A reflection of life at the age of 37
Last month, I had my 38th birthday, and for some reason, I wasn’t feeling too good about it. It wasn’t that I was feeling depressed or anything of the sort it was more of a state of uncertainty than anything else. There are some points in life where you seem like your stuck in a constant cycle of monotony and not that there is anything wrong with that but you feel this deep thought in the back of your head and the the feeling in bottom of your gut that you should be doing more to make yourself happy but the road block your stuck at is that you don’t know where to start. That is where I have been to a certain point, and I am sure that a big part of that uncertainty is having an overthinking brain and having that kind of personally trait can be a blessing as well as a curse.
At 37, I feel caught between where I thought I would be and where I am. In my 20s, 37 seemed so far away, an age where I assumed I’d have it all figured out. Career, relationships, a clear sense of purpose. Yet, here I am, still navigating, still questioning. I don’t have all the answers, and some days I’m not even sure of the questions. There’s this quiet pressure that comes with getting older. You’re expected to have a direction, a path that feels intentional. But the truth is, I’m not always sure what’s next. Will I stay on this current road, or should I make a bold turn toward something new? And if I do, is it too late to change? It’s easy to feel stuck between the past and an uncertain future, and I feel that is my biggest problem.
Nostalgia for What’s Behind…
As I reflect on the years leading up to this point, nostalgia creeps in. The older I get, the more I realize how fleeting certain moments were the carefree days of my early 20s, the energy and optimism of my 30s. It’s not that I want to go back, but there’s a bittersweet longing for the simplicity of those times, before life’s responsibilities weighed as heavily as they do now. Nostalgia isn’t just about missing the past; it’s also about recognizing that time moves on whether we’re ready or not. I think back to the dreams I had when I was younger, some that I’ve achieved, others that I’ve let go of or shelved for another day and sometimes “another day” never comes and that was due to my own faults. And now, I wonder, is it time to chase those dreams again, or have they shifted into something else entirely?
The Future: An Open Road or Uncharted Territory?

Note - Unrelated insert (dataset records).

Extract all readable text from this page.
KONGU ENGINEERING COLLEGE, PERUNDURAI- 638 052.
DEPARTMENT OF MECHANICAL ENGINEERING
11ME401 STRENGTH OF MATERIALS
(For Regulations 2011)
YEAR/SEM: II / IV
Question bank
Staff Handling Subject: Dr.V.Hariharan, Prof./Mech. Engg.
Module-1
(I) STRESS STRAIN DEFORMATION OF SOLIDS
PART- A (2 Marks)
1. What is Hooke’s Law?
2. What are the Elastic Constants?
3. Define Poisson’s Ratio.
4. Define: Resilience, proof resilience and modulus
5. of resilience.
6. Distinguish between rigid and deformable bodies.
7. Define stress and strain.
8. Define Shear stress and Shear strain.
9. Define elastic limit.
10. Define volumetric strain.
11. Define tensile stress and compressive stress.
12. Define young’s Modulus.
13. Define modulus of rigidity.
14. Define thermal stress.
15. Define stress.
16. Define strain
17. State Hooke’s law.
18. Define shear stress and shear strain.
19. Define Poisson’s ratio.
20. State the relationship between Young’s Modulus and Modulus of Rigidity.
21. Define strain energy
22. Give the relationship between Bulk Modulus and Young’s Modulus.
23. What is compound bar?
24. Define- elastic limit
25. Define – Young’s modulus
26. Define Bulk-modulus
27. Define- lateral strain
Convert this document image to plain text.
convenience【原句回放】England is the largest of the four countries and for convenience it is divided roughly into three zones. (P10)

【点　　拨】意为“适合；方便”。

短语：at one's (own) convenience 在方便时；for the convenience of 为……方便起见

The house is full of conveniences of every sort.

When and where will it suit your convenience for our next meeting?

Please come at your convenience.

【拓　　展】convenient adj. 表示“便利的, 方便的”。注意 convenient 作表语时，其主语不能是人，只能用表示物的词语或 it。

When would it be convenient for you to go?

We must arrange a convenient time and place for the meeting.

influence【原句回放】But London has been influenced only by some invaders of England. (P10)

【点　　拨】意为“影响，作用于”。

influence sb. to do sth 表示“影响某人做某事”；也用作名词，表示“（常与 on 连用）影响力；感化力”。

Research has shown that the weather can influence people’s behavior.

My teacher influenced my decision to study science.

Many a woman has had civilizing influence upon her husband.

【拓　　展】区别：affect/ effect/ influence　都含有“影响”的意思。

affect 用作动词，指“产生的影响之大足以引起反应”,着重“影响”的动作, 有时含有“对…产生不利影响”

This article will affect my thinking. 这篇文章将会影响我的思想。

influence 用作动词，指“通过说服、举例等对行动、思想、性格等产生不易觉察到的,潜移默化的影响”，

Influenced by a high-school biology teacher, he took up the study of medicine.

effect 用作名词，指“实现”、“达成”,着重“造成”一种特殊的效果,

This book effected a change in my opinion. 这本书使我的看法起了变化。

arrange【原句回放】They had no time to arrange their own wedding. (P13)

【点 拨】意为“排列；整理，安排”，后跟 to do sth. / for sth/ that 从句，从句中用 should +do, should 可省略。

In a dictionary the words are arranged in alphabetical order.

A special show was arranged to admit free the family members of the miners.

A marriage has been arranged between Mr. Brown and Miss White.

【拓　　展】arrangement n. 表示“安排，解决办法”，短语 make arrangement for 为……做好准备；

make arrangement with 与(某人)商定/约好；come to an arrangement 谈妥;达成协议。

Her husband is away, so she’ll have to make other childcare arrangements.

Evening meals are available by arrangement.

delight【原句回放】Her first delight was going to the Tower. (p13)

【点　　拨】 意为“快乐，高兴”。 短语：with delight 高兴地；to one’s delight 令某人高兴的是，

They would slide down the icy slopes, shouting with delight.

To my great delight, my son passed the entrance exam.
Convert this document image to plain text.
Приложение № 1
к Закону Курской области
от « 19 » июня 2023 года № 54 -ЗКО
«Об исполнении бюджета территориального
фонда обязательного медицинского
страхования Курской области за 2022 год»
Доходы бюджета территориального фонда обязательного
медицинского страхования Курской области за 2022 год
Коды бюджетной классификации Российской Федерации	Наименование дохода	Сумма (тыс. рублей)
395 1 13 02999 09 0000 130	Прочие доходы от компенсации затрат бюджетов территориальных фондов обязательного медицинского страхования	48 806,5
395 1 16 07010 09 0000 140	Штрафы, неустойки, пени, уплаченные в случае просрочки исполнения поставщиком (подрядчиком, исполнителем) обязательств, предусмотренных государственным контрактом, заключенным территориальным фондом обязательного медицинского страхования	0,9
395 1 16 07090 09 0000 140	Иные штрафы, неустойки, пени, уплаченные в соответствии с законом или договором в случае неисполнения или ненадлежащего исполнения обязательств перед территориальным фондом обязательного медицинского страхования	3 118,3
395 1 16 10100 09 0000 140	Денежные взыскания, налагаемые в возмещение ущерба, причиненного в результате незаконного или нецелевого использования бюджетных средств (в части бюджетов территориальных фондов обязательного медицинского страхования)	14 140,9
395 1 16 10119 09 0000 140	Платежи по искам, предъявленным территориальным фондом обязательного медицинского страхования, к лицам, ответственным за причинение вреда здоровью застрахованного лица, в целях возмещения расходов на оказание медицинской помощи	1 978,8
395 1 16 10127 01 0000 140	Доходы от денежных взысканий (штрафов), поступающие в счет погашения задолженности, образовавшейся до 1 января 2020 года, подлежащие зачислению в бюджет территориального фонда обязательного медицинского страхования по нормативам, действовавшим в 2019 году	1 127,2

Looking ahead, the future feels like both an open road and uncharted territory. I’m no longer at the beginning of my adult life, yet there’s still so much ahead. The problem is, the further I go, the more I realize how unpredictable life can be. There’s excitement in that, sure, but also some fear. What if I make the wrong decisions? What if I don’t live up to the expectations I’ve placed on myself? The overthinking on this is maddening. But maybe that’s the beauty of this age is understanding that it’s okay not to have everything figured out. Life doesn’t come with a manual, and at 37, I’ve learned that sometimes the best moments come from unexpected detours. The uncertainty I feel isn’t a sign of failure; it’s a reminder that I’m still growing, still evolving.
Embracing the Now
As much as I ponder the past and future, I’m learning to embrace the now. The nostalgia and uncertainty remind me to appreciate what I have and who I am today. There’s a richness in being at this middle point, old enough to know myself better but young enough to still take chances. At 37, I’m giving myself permission to reflect, question, and not rush the answers. Life will unfold in its own time. For now, I’ll continue to honor the past, dream about the future, but most importantly, live in the present. Because this, too, is a chapter worth savoring.
So many people in my life tell me that I need to relax more. I need to enjoy life more, and you know what? That’s EXACTLY what I am going to fucking do! Be ready for the unknown of whatever comes my way and embracing the experience that comes with it. I’ve been in my shell way too long. It’s time to break out of it and enjoy life and where I am right here, right now!
See you next year for the reflection of the year at age 38.